What (apparantly) stumps OP is that if the covariant derivatives are expanded explicitly, we get - combined with the Jacobi identity - a nontrivial identity. Which is btw faulty in the OP.

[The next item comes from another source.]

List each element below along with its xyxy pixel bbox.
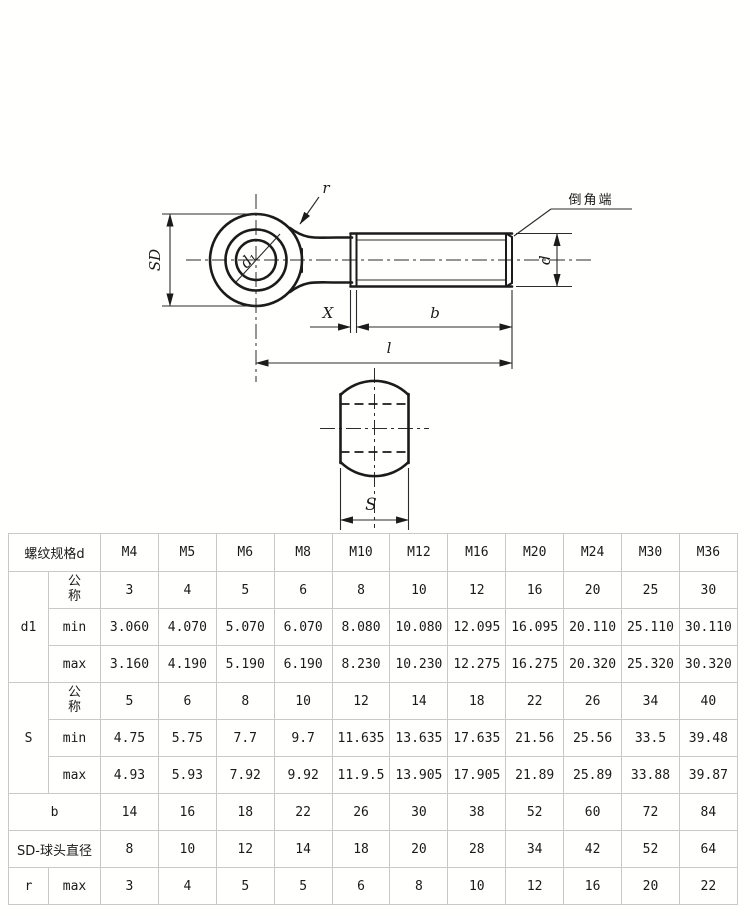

For a scalar field $\phi$, the Ricci identity is $$ [\nabla_i,\nabla_j]\phi=-T^k_{\ ij}\nabla_k\phi, $$ whereas for a covector field $\omega_i$, the Ricci identity is $$ [\nabla_i,\nabla_j]\omega_k=-R^l_{\ kij}\omega_l-T^l_{\ ij}\nabla_l\omega_k. $$
We thus get $$ [\nabla_i,[\nabla_j,\nabla_k]]\phi=\nabla_i([\nabla_j,\nabla_k]\phi)-[\nabla_j,\nabla_k]\nabla_i\phi=\nabla_i(-T^l_{\ jk}\nabla_l\phi)+R^l_{\ ijk}\nabla_l\phi+T^l_{\ jk}\nabla_l\nabla_i\phi \\ =(R^l_{\ ijk}-\nabla_i T^l_{\ jk}+T^p_{\ jk}T_{\ ip}^l)\nabla_l\phi, $$ hence we get the relation (the cyclic permutation is up to a constant factor same as the antisymmetrization) $$ R^l_{\ [ijk]}=\nabla_{[i}T^l_{\ jk]}-T^l_{\ [i|p|}T^p_{\ jk]}. $$
This is nothing else than the "algebraic" Bianchi identity (which is only truly algebraic if the torsion vanishes), which has been obtained as a consequence of the Jacobi identity.